EXTRAIT 2 : Le fantastique - portrait du vieil


antiquaire (p 44-45)
La robe ensevelissait le corps comme dans un vaste linceul, et ne permettait de voir
d’autre forme humaine qu’un visage étroit et pâle. Sans le bras décharné, qui
ressemblait à un bâton sur lequel on aurait posé une étoffe et que le vieillard tenait en
l’air pour faire porter sur le jeune homme toute la clarté de la lampe, ce visage aurait
paru suspendu dans les airs. Une barbe grise et taillée en pointe cachait le menton de
cet être bizarre, et lui donnait l’apparence de ces têtes judaïques qui servent de types
aux artistes quand ils veulent représenter Moïse. Les lèvres de cet homme étaient si
décolorées, si minces, qu’il fallait une attention particulière pour deviner la ligne tracée
par la bouche dans son blanc visage. Son large front ridé, ses joues blêmes et creuses,
la rigueur implacable de ses petits yeux verts, dénués de cils et de sourcils, pouvaient
faire croire à l’inconnu que le Peseur d’or de Gérard Dow était sorti de son cadre. Une
finesse d’inquisiteur, trahie par les sinuosités de ses rides et par les plis circulaires
dessinés sur ses tempes, accusait une science profonde des choses de la vie. Il était
impossible de tromper cet homme qui semblait avoir le don de surprendre les pensées
au fond des cœurs les plus discrets. Les mœurs de toutes les nations du globe et leurs
sagesses se résumaient sur sa face froide, comme les productions du monde entier
se trouvaient accumulées dans ses magasins poudreux ; vous y auriez lu la tranquillité
lucide d’un Dieu qui voit tout, ou la force orgueilleuse d’un homme qui a tout vu. Un
peintre aurait, avec deux expressions différentes et en deux coups de pinceau, fait de
cette figure une belle image du Père Éternel ou le masque ricaneur du Méphistophélès,
car il se trouvait tout ensemble une suprême puissance dans le front et de sinistres
railleries sur la bouche.

EXTRAIT 3 : La mansarde et la vie monacale


de Raphaël (p 126-127)
Si d’abord cette vue me parut monotone, j’y découvris bientôt de singulières beautés :
tantôt le soir des raies lumineuses, parties des volets mal fermés, nuançaient et
animaient les noires profondeurs de ce pays original ; tantôt les lueurs pâles des
réverbères projetaient d’en bas des reflets jaunâtres à travers le brouillard, et
accusaient faiblement dans les rues les ondulations de ces toits pressés, océan de
vagues immobiles ; parfois de rares figures apparaissaient au milieu de ce morne
désert.
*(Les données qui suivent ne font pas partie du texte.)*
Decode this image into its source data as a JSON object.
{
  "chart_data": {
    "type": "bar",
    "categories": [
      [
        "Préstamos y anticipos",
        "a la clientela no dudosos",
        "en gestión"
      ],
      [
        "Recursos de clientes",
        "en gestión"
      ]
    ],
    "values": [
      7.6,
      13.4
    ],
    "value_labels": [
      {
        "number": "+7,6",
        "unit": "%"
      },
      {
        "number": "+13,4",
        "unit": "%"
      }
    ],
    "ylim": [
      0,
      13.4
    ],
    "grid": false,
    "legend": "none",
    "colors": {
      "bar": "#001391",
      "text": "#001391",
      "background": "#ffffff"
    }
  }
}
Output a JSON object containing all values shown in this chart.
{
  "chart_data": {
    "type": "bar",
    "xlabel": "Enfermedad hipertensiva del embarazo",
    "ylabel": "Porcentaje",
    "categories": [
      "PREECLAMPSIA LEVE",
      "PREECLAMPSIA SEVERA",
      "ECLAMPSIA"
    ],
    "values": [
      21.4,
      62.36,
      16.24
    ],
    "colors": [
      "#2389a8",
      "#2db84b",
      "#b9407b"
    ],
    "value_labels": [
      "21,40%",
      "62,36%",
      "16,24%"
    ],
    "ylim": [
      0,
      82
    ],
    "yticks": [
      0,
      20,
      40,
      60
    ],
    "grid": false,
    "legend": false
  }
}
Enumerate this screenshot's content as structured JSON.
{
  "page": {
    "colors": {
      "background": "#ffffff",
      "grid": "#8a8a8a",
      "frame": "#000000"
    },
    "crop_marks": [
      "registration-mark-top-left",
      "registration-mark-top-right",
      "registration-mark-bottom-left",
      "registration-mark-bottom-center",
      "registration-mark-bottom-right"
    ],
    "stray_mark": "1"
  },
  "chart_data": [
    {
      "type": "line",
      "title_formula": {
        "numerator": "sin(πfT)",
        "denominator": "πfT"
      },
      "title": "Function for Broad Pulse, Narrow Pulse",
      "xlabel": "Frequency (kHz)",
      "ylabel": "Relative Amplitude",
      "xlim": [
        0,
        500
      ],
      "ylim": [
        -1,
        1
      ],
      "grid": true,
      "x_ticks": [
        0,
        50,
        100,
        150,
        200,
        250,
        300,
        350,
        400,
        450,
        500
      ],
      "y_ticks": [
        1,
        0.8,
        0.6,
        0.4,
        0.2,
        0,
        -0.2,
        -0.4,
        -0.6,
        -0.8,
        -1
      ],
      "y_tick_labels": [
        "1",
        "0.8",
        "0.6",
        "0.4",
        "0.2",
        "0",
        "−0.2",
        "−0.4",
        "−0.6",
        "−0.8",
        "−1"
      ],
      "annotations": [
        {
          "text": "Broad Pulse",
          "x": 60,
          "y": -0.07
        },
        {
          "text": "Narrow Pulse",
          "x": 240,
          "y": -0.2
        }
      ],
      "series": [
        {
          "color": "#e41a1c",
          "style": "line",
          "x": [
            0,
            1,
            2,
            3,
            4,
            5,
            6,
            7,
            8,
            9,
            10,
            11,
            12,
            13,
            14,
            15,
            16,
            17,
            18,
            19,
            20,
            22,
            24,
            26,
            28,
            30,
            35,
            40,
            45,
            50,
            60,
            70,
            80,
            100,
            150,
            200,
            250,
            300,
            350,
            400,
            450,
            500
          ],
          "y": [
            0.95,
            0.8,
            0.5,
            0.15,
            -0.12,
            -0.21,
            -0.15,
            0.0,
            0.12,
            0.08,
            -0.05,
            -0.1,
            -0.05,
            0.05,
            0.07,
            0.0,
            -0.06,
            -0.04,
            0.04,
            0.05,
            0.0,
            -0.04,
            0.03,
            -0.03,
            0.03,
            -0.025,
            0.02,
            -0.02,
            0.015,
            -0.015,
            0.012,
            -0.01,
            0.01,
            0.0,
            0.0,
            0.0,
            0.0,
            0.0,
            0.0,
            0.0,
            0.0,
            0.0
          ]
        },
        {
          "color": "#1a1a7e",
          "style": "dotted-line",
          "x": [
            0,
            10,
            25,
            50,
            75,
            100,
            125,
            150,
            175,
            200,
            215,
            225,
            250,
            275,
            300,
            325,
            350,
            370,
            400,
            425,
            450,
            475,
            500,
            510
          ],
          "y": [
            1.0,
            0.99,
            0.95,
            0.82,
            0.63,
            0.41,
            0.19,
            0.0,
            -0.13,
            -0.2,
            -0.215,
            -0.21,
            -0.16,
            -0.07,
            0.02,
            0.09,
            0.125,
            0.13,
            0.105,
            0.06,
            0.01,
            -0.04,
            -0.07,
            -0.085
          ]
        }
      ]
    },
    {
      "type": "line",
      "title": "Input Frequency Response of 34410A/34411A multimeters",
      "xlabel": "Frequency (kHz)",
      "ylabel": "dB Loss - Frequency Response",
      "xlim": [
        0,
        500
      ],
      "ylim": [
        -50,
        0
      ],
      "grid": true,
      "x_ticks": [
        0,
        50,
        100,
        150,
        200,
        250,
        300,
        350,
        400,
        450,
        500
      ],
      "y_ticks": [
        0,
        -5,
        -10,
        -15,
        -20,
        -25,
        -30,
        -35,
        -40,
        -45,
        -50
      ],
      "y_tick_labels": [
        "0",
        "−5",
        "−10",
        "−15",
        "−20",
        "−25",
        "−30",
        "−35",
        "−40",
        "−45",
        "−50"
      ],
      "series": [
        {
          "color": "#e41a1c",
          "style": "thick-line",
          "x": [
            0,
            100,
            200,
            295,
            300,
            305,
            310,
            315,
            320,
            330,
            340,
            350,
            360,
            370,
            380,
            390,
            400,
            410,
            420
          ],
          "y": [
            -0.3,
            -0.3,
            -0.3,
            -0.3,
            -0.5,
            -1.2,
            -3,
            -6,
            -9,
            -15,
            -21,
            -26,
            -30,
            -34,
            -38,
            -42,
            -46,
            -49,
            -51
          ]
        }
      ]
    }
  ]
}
Parmi les fleurs de quelque jardin aérien, j’entrevoyais le profil anguleux et
crochu d’une vieille femme arrosant des capucines, ou dans le cadre d’une lucarne
pourrie quelque jeune fille faisant sa toilette, se croyant seule, et dont je ne pouvais
apercevoir que le beau front et les longs cheveux élevés en l’air par un joli bras blanc.
J’admirais dans les gouttières quelques végétations éphémères, pauvres herbes
bientôt emportées par un orage ! J’étudiais les mousses, leurs couleurs ravivées par
la pluie, et qui sous le soleil se changeaient en un velours sec et brun à reflets
capricieux. Enfin les poétiques et fugitifs effets du jour, les tristesses du brouillard, les
soudains pétillements du soleil, le silence et les magies de la nuit, les mystères de
l’aurore, les fumées de chaque cheminée, tous les accidents de cette singulière nature
m’étaient devenus familiers et me divertissaient. J’aimais ma prison, elle était
volontaire. Ces savanes de Paris formées par des toits nivelés comme une plaine,
mais qui couvraient des abîmes peuplés, allaient à mon âme et s’harmoniaient avec
mes pensées. Il est fatigant de retrouver brusquement le monde quand nous
descendons des hauteurs célestes où nous entraînent les méditations scientifiques.
Aussi ai-je alors parfaitement conçu la nudité des monastères.